Se habían conocido en casa de lady Berkshire la noche en que tocó allí Rubinstein,
y después se los veía con frecuencia juntos en la ópera y dondequiera
que se interpretara buena música. Su intimidad había durado dieciocho
meses. Campbell estaba siempre en Selby Royal o en Grosvenor
Square. Para él, como para muchos otros, Dorian Gray representaba el modelo
de todo lo que la vida tiene de maravilloso y fascinante.
Nadie sabía si habían llegado a pelearse. Pero, de repente, otras personas
se dieron cuenta de que apenas hablaban cuando se veían, y de que Campbell
se marchaba pronto de las fiestas a las que asistía Dorian Gray. Había
cambiado, por otra parte: se mostraba extrañamente melancólico a veces,
casi parecía que la música le desagradase, y no tocaba nunca, dando como
excusa, cuando se le pedía que interpretase algo, estar tan absorto en la
ciencia que le faltaba tiempo para practicar. Y era sin duda cierto. Cada día
que pasaba daba la impresión de estar más interesado por la biología, y su
nombre había aparecido una o dos veces en algunas de las revistas científicas,
en relación con ciertos curiosos experimentos.
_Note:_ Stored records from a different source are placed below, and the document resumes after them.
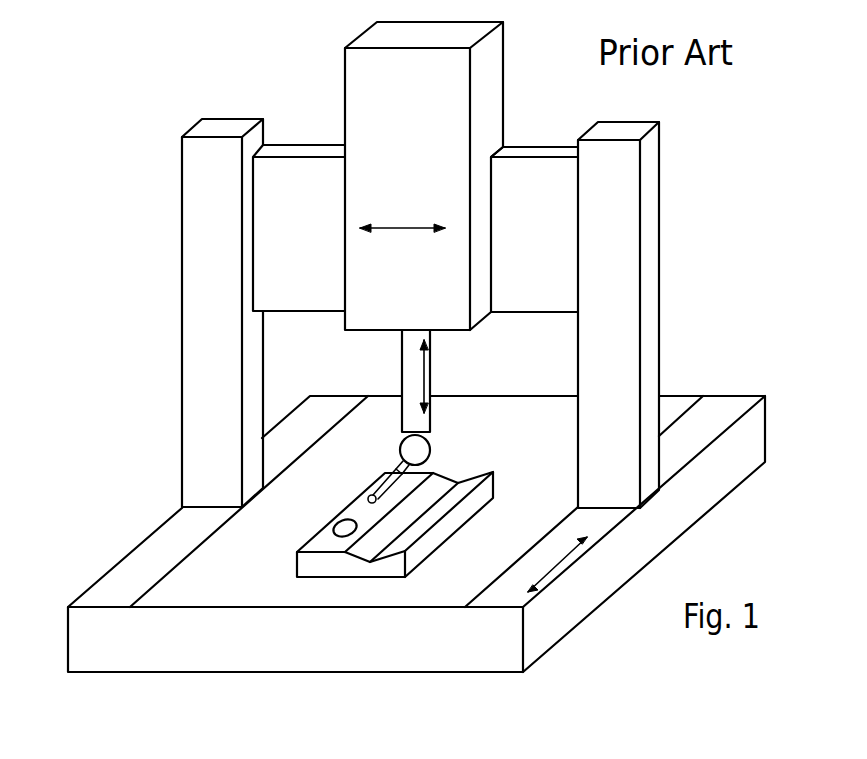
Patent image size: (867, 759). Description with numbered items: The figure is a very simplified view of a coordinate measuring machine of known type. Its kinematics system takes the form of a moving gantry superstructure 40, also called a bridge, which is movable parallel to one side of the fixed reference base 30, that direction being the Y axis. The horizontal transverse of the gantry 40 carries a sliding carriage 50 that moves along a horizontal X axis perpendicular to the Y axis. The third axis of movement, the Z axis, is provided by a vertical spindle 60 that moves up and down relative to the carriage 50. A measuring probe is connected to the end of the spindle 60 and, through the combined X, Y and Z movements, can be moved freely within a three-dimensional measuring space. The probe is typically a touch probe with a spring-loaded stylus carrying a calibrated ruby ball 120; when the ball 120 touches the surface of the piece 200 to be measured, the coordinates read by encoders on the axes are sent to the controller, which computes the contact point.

The fixed reference base 30 is at (147, 652).
The moving gantry superstructure 40 is at (197, 168).
The sliding carriage 50 is at (373, 107).
The vertical spindle 60 is at (410, 405).
The calibrated ruby ball 120 is at (368, 497).
The piece to be measured 200 is at (327, 540).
Tal era el hombre que Dorian Gray esperaba. Su mirada se volvía hacia el
reloj a cada momento. A medida que pasaban los minutos aumentaba su
agitación. Finalmente se levantó y empezó a pasear por la estancia, con el
aspecto de un bello animal enjaulado. Caminaba a grandes zancadas que
tenían algo de furtivo. Y las manos se le habían quedado extrañamente frías.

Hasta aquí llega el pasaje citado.